« comédia » Huile sur toile 2.50m x 1,50m Patrick Blanchon 2014 collection privée.
« comédia » Huile sur toile 2.50m x 1,50m Patrick Blanchon 2014 collection privée.
« comédia » Huile sur toile 2.50m x 1,50m Patrick Blanchon 2014 collection privée.

Je venais d’avoir 35 ans et j’habitais une chouette maison que j’avais trouvée dans un chouette village des Yvelines. Je mettais bien deux heures chaque matin pour atteindre mon bureau, à cause des embouteillages, mais je m’en fichais. J’allumais la radio dans ce vieux break Nevada que je m’étais offert pour l’occasion, et je prenais mon mal en patience. Prendre son mal en patience devait être, je crois, une sorte de synonyme pour désigner le fait de devenir un peu plus adulte. Quelques mois plus tôt, j’avais même accepté de m’occuper d’une petite chatte que l’on m’avait proposée. Être responsable de quelque chose d’autre que de moi-même devait aller dans le même sens, plus ou moins consciemment.

C’est alors que j’ai entendu cette histoire aux infos de 7 heures, en arrivant sur la Transilienne. L’homme s’appelait McArthur Wheeler et il s’était fait pincer après avoir cambriolé une banque à Pittsburgh. Je n’aurais pas accordé autant d’importance à cette information si le commentateur n’avait pas ajouté la raison de son arrestation. Une caméra vidéo l’avait filmé en plein délit et, lorsqu’on lui avait montré la bande, l’homme avait d’abord nié être l’auteur du délit. Puis il avait invoqué le fait qu’il était impossible de l’identifier, car il s’était enduit le visage de jus de citron.

C’est-à-dire qu’il croyait dur comme fer à sa méthode, qu’il continuait encore de juger infaillible. L’évidence que les autorités lui présentaient ne pouvait être, à ses yeux, qu’un fake.

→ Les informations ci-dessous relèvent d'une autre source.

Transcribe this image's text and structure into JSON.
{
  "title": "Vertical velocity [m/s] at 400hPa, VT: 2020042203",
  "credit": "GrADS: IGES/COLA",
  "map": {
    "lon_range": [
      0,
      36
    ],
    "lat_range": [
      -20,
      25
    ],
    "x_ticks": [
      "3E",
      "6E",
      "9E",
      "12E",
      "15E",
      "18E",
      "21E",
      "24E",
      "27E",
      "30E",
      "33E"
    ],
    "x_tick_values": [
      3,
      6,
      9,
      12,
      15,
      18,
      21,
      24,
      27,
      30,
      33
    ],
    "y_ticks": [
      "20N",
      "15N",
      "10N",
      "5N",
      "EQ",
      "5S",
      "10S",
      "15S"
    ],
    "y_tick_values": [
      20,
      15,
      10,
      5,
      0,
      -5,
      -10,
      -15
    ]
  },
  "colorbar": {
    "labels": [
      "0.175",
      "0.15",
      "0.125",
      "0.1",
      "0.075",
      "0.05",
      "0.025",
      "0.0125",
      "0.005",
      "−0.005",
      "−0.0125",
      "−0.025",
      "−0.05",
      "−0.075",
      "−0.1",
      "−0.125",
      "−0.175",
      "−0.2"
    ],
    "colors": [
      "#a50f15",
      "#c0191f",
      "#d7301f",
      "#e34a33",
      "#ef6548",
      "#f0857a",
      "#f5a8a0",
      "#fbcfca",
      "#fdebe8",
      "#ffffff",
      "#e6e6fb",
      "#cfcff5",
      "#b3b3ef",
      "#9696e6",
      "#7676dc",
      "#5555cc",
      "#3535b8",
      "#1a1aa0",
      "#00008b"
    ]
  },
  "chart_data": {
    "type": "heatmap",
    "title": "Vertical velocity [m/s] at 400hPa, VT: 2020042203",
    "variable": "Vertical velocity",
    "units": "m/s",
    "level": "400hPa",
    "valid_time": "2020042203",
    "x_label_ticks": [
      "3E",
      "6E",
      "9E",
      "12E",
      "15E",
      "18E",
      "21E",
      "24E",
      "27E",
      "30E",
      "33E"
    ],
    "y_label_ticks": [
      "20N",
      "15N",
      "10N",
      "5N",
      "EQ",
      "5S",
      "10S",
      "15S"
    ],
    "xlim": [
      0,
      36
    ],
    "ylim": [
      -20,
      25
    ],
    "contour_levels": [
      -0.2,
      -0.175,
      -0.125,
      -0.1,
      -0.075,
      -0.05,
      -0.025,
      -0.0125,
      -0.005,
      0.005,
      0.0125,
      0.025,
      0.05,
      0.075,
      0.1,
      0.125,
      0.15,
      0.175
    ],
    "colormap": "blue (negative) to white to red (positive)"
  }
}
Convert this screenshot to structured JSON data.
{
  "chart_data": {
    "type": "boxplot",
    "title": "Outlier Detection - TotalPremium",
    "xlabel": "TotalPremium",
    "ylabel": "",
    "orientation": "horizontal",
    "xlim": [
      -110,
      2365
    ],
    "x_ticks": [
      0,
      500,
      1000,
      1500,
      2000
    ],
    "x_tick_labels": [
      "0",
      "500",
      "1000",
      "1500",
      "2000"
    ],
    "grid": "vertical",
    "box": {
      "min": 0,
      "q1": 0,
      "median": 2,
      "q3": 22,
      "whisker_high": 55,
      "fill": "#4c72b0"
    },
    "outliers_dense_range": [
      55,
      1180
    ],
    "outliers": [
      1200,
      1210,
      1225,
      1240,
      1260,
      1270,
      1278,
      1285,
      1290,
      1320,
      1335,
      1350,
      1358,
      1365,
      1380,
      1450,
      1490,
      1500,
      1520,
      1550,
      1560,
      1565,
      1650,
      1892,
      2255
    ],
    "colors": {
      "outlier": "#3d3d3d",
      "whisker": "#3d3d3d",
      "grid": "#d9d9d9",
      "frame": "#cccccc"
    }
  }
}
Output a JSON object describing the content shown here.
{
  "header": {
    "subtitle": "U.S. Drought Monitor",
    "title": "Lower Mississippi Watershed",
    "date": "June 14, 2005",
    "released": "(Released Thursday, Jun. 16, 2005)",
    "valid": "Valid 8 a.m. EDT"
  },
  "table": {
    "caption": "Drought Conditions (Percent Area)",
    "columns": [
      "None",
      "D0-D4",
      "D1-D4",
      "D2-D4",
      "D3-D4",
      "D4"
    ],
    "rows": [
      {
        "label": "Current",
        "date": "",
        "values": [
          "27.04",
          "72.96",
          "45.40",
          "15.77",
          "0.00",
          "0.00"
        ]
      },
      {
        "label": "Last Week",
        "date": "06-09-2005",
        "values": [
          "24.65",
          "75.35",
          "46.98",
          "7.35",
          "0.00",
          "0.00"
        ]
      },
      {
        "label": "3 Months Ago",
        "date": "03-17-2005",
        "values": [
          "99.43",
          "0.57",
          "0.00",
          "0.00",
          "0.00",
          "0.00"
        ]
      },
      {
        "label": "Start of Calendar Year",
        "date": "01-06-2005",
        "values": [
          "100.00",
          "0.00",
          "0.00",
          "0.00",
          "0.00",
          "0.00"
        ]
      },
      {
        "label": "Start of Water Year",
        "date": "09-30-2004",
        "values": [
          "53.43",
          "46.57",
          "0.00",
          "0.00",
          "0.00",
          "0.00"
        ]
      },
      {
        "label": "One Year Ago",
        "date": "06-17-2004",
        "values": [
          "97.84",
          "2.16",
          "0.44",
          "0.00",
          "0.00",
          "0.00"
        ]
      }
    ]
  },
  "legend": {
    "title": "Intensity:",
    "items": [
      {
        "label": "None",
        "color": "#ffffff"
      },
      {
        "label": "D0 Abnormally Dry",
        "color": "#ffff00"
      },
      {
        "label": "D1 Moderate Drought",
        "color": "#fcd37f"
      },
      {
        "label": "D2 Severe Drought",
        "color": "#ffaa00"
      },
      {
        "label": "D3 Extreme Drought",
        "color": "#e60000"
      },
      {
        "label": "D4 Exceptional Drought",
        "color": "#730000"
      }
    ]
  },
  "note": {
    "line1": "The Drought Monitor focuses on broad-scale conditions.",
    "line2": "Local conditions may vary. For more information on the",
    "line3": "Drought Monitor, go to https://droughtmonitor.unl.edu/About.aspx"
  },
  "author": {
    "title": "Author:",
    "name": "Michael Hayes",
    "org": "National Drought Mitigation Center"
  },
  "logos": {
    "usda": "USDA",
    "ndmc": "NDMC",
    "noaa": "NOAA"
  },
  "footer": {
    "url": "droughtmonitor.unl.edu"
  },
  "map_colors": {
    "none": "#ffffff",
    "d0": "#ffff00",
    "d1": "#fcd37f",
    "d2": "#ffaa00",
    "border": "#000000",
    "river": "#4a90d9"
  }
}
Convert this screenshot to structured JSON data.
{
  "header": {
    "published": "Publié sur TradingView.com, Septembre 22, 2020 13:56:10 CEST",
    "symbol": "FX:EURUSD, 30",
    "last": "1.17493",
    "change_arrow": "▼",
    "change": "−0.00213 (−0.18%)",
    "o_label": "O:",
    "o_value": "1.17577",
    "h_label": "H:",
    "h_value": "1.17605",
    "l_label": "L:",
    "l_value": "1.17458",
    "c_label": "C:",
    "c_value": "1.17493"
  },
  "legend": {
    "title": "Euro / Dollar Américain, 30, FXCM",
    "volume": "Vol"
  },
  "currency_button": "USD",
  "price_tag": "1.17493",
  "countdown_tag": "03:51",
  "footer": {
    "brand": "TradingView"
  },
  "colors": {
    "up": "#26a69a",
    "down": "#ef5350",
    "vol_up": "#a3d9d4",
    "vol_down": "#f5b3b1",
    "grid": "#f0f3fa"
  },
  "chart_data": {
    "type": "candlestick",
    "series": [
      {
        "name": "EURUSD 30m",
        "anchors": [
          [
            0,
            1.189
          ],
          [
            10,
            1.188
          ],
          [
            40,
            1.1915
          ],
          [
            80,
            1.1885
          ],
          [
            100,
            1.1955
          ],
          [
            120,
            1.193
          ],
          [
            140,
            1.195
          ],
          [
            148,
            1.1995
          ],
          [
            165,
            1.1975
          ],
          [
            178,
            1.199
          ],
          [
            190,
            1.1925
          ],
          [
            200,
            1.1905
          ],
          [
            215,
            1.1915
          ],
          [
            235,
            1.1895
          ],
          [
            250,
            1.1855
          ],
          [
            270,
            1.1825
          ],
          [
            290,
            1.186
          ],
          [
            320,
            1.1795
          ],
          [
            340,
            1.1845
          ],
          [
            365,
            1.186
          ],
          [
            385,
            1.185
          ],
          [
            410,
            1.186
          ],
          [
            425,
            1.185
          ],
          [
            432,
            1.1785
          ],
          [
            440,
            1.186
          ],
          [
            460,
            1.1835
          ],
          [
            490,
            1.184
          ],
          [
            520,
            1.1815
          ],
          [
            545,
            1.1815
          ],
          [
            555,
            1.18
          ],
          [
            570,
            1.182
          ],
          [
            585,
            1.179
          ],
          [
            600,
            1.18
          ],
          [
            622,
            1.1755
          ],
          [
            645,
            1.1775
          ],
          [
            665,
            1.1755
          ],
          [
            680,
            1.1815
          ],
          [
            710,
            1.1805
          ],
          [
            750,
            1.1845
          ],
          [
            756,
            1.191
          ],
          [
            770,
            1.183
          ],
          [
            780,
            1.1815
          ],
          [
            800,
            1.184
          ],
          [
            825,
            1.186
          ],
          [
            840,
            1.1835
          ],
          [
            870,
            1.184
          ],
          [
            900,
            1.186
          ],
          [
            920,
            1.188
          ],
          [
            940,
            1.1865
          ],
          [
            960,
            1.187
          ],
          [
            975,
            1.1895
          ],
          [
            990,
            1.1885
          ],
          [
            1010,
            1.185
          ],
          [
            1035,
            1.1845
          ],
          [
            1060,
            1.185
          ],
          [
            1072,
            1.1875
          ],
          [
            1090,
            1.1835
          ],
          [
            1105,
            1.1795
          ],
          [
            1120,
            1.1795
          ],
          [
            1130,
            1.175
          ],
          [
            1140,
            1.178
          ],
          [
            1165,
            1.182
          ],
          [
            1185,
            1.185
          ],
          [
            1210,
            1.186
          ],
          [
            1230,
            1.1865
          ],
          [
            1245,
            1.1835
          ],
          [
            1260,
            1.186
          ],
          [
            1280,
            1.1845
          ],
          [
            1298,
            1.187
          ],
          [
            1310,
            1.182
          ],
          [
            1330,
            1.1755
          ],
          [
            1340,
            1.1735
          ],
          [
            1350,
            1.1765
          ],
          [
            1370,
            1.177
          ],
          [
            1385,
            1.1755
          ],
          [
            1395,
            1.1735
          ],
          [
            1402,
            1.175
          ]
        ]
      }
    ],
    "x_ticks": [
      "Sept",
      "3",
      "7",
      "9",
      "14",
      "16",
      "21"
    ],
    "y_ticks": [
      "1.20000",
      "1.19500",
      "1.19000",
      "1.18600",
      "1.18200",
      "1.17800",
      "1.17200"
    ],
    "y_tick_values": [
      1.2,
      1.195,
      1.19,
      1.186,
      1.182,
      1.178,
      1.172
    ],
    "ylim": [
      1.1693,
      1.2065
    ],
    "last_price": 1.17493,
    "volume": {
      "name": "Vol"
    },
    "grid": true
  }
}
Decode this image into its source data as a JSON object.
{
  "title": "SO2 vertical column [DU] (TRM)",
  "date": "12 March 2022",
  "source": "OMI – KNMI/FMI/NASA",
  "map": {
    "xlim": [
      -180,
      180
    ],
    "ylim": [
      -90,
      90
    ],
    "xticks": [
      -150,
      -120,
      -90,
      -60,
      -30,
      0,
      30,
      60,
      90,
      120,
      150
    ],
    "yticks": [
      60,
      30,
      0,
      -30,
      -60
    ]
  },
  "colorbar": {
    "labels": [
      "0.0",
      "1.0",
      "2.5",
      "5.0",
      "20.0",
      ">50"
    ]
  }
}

C’était évidemment un message du sort qui s’adressait directement à moi, il ne pouvait y avoir de doute. Et tandis que je jouais avec le levier de vitesse et la pédale d’embrayage de la Nevada pour rester au pas, ma première réaction, qui était de considérer le type comme complètement timbré, se transforma peu à peu en un koan zen. Un truc parfaitement incompréhensible que l’on se force à tourner en boucle pour y trouver un sens.

Il devait bien y avoir un rapport entre cette histoire de jus de citron et moi-même. L’évidence devenait de plus en plus évidente dans mon esprit, comme lorsque Forrest Gump déclare que « n’est stupide que la stupidité ».

Les embouteillages sont parfaits, à condition de ne pas s’énerver. On peut y faire le point sur sa vie.

À 35 ans, je découvrais que je ne me projetais vers aucun avenir, sinon dans la rêverie. Je ne faisais que ressasser les aspects les plus négatifs de mon passé et je tournais en boucle, de déprime en dépression. Ça ne se voyait pas trop ; je portais un costume et une cravate, et j’étais en pilote automatique de 9 h à 17 h.

Puis, à 17 h 01, quand je remontais dans ma Nevada pour revenir vers ce fichu village, j’endossais la peau du personnage d’écrivain que je m’étais inventé, comme on plante ses dents dans l’acidité d’un citron pour tenter d’atténuer le durcissement des artères.

C’est là, je crois, que j’ai compris que j’étais comme ce type à qui on présente une évidence et qui se rebelle en toute « bonne foi », refusant absolument toute forme d’objectivité.

« Mais je croyais pourtant être invisible, je m’étais tartiné le visage de jus de citron… »

Quelques mois plus tard, j’ai déménagé dès la première occasion, en emportant la chatte qui m’a accompagné durant 22 belles années. J’ai arrêté d’écrire pendant une bonne quinzaine d’années parce que, tout simplement, je n’avais plus rien de particulier à dire.